Nearly half of Floridians are worried about COVID-19 and their finances, according to a new statewide survey. Here’s what these Sunshine State residents think.
The Americano spoke with Floridians who shared their concerns about the challenges they face this holiday season.
Feeling the Financial Crunch
Among those surveyed, 44% are concerned about their finances in an economy that has been severely impacted by the closing of businesses and a significant drop in tourism to the area due to the coronavirus.
“My work hours have been cut,” said Talia Chumbe, a Peruvian hospitality worker from Miami who has seen hotel bookings drastically reduced due to the pandemic. This has presented her with the difficult choice of prioritizing expenses and even going without at times. “One has to make many adjustments and curb expenses. On top of all the stress from the pandemic, it can be especially challenging,” she added.
Giselle Salas, a Cuban American stay-at-home mom, is also feeling the economic crunch, which she says can be particularly hard when faced with health challenges that bring on extra expenses.
“My husband is an independent worker, so we don’t get unemployment benefits,” she said. “Between the pandemic, the cost of my daughter’s school, and my parents’ recent health problems, it’s been difficult to juggle our financial demands. What is a necessity and what can be let go of? How can we make ends meet? How soon will we see a recovery? Definitely, it’s a time of worry.”
Sandra Martínez, a Puerto Rican graphic designer from Miramar, has also been hit hard by the pandemic-related economy. “I have been affected personally, because my husband lost his job due to the pandemic,” she said. However, after the election of Joe Biden as president, Martínez is looking to the future with renewed optimism. “I think that having a real leader in the White House will make a difference and the economy will recover.”
The survey also revealed that more than half of Floridians (53%) are worried about contracting coronavirus, while 63% of respondents, concerned about the spread of COVID, said they are planning on staying home for the holidays.
Martha Drachenberg, a retired Cuban American teacher from Miami-Dade, speaks for many when she says that her family celebrations have been impacted by the virus.
“This year we have missed getting together for birthdays, Thanksgiving and now Christmas,” she said. Her family gatherings, which used to consist of about 30 people, are now a third of that. “It saddens me to know that we can’t visit loved ones, especially the elderly, who are so vulnerable.”
And although Drachenberg says that her family is stable and emotionally resilient, she worries that some members may pass before she sees them again.

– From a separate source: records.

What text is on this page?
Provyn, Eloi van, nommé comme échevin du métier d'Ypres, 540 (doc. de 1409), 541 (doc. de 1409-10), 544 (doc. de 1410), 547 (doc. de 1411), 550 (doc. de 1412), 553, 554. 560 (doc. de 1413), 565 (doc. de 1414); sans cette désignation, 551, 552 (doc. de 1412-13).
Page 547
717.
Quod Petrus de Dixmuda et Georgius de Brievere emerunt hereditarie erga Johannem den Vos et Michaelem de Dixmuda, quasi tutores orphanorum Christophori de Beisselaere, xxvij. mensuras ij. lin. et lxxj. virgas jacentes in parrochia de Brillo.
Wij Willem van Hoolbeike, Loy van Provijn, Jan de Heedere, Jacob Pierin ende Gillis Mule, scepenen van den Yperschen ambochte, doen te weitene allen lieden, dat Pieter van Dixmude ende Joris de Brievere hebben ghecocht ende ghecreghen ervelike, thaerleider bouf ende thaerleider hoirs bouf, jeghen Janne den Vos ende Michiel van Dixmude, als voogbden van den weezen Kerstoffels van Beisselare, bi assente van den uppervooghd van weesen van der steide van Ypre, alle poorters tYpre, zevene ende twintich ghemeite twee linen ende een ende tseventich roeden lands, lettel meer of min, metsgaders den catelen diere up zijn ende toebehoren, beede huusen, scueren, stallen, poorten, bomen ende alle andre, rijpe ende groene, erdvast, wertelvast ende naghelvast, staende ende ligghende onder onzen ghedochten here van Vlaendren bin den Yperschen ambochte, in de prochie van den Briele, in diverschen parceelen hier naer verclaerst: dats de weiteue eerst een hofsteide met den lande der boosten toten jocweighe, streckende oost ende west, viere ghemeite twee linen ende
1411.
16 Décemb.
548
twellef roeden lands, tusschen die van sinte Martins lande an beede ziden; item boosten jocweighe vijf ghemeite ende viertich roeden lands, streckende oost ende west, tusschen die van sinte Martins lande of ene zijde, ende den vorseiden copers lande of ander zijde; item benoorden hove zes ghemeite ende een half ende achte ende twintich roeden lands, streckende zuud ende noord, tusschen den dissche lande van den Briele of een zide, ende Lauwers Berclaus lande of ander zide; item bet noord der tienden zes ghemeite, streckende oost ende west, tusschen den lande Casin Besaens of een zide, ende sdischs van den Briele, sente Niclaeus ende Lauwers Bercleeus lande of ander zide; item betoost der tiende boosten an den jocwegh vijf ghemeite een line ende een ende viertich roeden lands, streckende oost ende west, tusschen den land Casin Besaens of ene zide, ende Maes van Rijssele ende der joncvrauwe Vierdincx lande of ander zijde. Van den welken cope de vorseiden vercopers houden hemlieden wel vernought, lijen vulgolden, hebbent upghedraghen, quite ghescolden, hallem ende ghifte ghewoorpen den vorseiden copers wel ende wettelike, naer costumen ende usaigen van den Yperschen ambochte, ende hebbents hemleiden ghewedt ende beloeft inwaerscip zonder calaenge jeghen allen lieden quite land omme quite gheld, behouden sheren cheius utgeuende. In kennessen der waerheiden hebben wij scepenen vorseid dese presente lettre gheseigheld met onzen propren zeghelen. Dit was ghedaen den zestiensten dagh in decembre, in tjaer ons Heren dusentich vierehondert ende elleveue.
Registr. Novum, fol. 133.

“I hope we can remain strong!” she said.
Looking for the Silver Lining
But even in the midst of the pandemic, others, like Ana Mary Costaya, a hairstylist from Coral Gables, choose to count their blessings.
“My parents are elderly. I’ll spend the holidays with them rather than with friends, although I miss them very much,” she said. At the same time, she is a firm believer in finding the silver lining, no matter how dark the cloud.
“I feel that God is giving me the opportunity to spend time with my parents. It makes me happy to be able to care for them, to enjoy their presence, and to listen to their stories. We’re going through difficult times, but as everything in life, this too will pass.”